Question: I am very confused on the implementation of Radix sort from this slide.

Here is my understanding that is possibly wrong: each square represents a number and their color represent the bin it belongs to. Take the first blue square in P2 for example. My question is that how does P2 know to put it at index 5 instead of 4 or some other places in the bin? Does the processors coordinate to agree on which chunk of the bin each processor can write to?

Thanks :D

spilledmilk

This confused me for a really long time too, but I think I finally understand it now.

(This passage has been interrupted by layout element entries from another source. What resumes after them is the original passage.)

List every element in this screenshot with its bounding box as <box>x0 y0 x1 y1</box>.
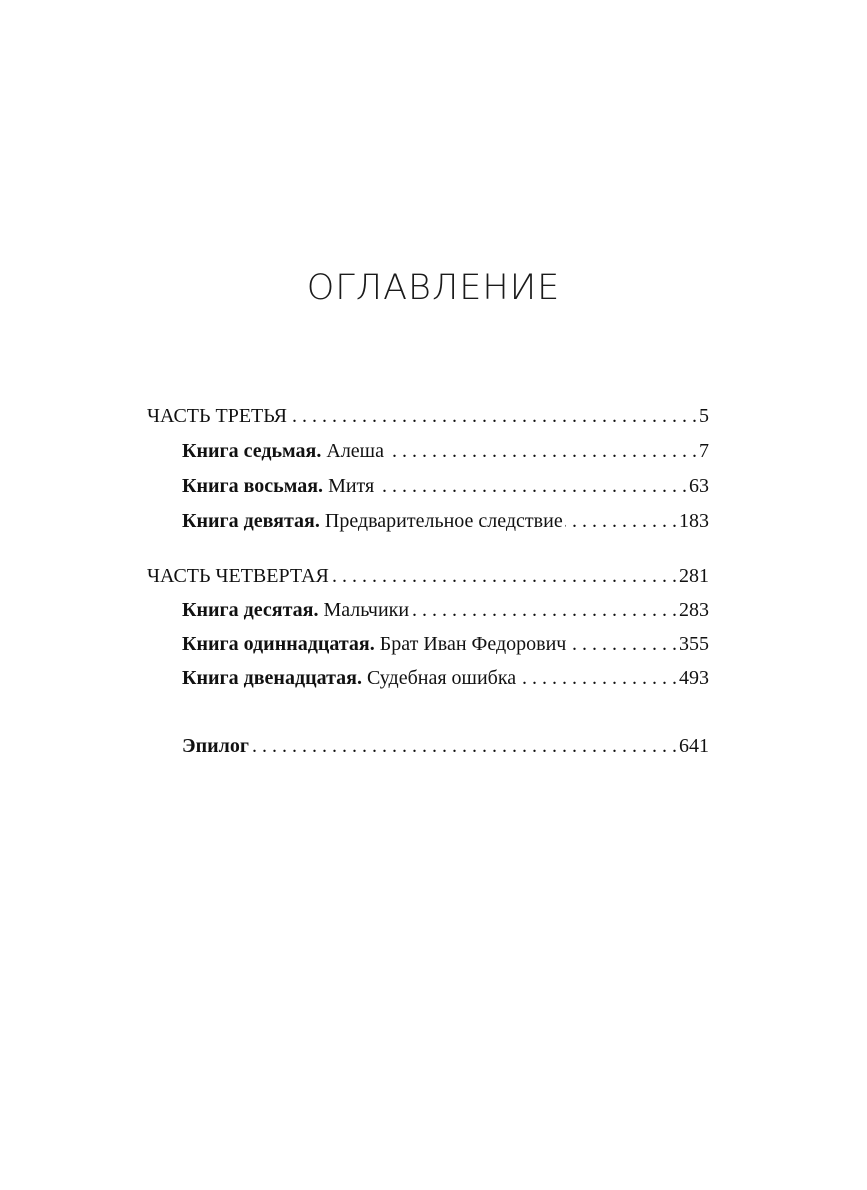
toc-page-number: 7 <box>699 440 709 462</box>
toc-entry-label <box>182 732 249 760</box>
toc-entry-book-seven <box>182 437 709 465</box>
toc-book-title: Мальчики <box>323 599 410 621</box>
dot-leader <box>518 664 677 692</box>
toc-entry-book-ten <box>182 596 709 624</box>
toc-entry-book-eleven <box>182 630 709 658</box>
toc-book-number: Книга девятая. <box>182 510 320 532</box>
toc-epilogue-label: Эпилог <box>182 735 249 757</box>
toc-book-title: Судебная ошибка <box>366 667 517 689</box>
toc-page-number: 493 <box>679 667 709 689</box>
toc-page-number: 283 <box>679 599 709 621</box>
toc-book-title: Митя <box>328 475 375 497</box>
toc-book-number: Книга десятая. <box>182 599 319 621</box>
toc-book-title: Брат Иван Федорович <box>379 633 567 655</box>
toc-page-number: 5 <box>699 405 709 427</box>
toc-entry-book-eight <box>182 472 709 500</box>
dot-leader <box>568 630 677 658</box>
toc-entry-label: ЧАСТЬ ЧЕТВЕРТАЯ <box>147 565 329 587</box>
dot-leader <box>565 507 677 535</box>
dot-leader <box>411 596 677 624</box>
toc-entry-label <box>182 630 566 658</box>
page-title: ОГЛАВЛЕНИЕ <box>306 268 561 308</box>
dot-leader <box>376 472 687 500</box>
toc-book-number: Книга седьмая. <box>182 440 322 462</box>
dot-leader <box>251 732 677 760</box>
toc-entry-label <box>182 507 563 535</box>
dot-leader <box>289 402 697 430</box>
toc-entry-book-nine <box>182 507 709 535</box>
toc-page-number: 355 <box>679 633 709 655</box>
toc-entry-epilogue <box>182 732 709 760</box>
toc-entry-part-four <box>147 562 709 590</box>
dot-leader <box>386 437 697 465</box>
toc-book-number: Книга восьмая. <box>182 475 324 497</box>
toc-page-number: 641 <box>679 735 709 757</box>
toc-entry-part-three <box>147 402 709 430</box>
toc-page-number: 183 <box>679 510 709 532</box>
toc-book-title: Алеша <box>326 440 384 462</box>
toc-book-number: Книга двенадцатая. <box>182 667 362 689</box>
toc-entry-label <box>182 472 374 500</box>
dot-leader <box>331 562 677 590</box>
toc-book-number: Книга одиннадцатая. <box>182 633 375 655</box>
toc-entry-book-twelve <box>182 664 709 692</box>
toc-page-number: 63 <box>689 475 709 497</box>
toc-page-number: 281 <box>679 565 709 587</box>
toc-entry-label <box>182 664 516 692</box>
toc-entry-label <box>182 437 384 465</box>
toc-book-title: Предварительное следствие <box>324 510 563 532</box>
toc-entry-label: ЧАСТЬ ТРЕТЬЯ <box>147 405 288 427</box>
toc-entry-label <box>182 596 409 624</box>
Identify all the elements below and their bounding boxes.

I believe that everything you've written out is correct. As for how the processors know where to put the numbers in the final bin, from what I understand, that process would be similar to how we implemented find_repeats. The entire process would go as follows:

  1. In parallel, make a thread for each element and find the bin each element should go into. This could very easily be done as a bitmask (0xF in this case).
  2. In parallel, make a thread for each bin and map each element to 1 if it is in the bin, 0 if it is not. Then, run prefix-sum exclusive scan over these lists of 1's and 0's.
  3. Given the bin number $b$ and the index $i$ of an element in the overall array, take the scan result for the $b$-th bin and index $i$ of that result will tell you where in that bin to put the element.
kayvonf

Yes, @spilledmilk is correct. To clarify and summarize:

Step 1. Each processor bins the elements it is responsible for. Each processor now has counts for each bin.

Step 2. Aggregate all those counts to get per-processor offsets into each bin.

Step 3. "Scatter" the elements to the correct offsets. Each processor will write a contiguous chunk of offsets into each bin, as illustrated by the arrows on the slide.

If someone wanted to try their hand and some basic pseudocode, that might help others. For low processor counts, it would be quite reasonable to perform the offset calculations serially on one node, and not implement a data-parallel scheme.

kayvonf

I'd like to clarify why false sharing occurs in this example. The figure illustrates how, in each round of the radix sort, each processor will compute the bin in the output array that its input array elements should be moved to (elements assigned to P2 are colored according to their bin). Given the mapping of elements to bins, the algorithm then computes the precise output location each element should be moved to. Each processor then scatters its elements to the appropriate location in the output array (as shown by the arrows in the figure).

By the nature of a stable radix sort, each process P writes its elements that belong to the same bin to a contiguous region of the output array. In this example, P2 never writes more than two consecutive elements to the output, since it is not assigned more than two elements mapping to the same bin. Noe remember that P0, P1, and P3 are also scattering their elements into the output. The result is an access pattern where each processor is scattering data all over memory.

Now recall that to perform a write, a processor must first obtain exclusive access to the cache line containing the address. In the case of radix sort above, many processors might end up writing to the same cache line (since it's likely all processors have elements falling in each bin). This will cause the cache line to bounce all around the machine. There is no inherent communication between the processors in the scatter step of the algorithm, so the extra cache invalidations during the scatter are due to false sharing.

Notice that if the array to sort is very large, each processor is responsible for more data, and it is more likely that each processor will write larger ranges of contiguous elements to the output array. This decreases false sharing by dropping the likelihood multiple processors write to the same line. Conversely, if the number of processors is large, the number of elements per processor decreases, leading again to few contiguous writes per processor, and thus more false sharing.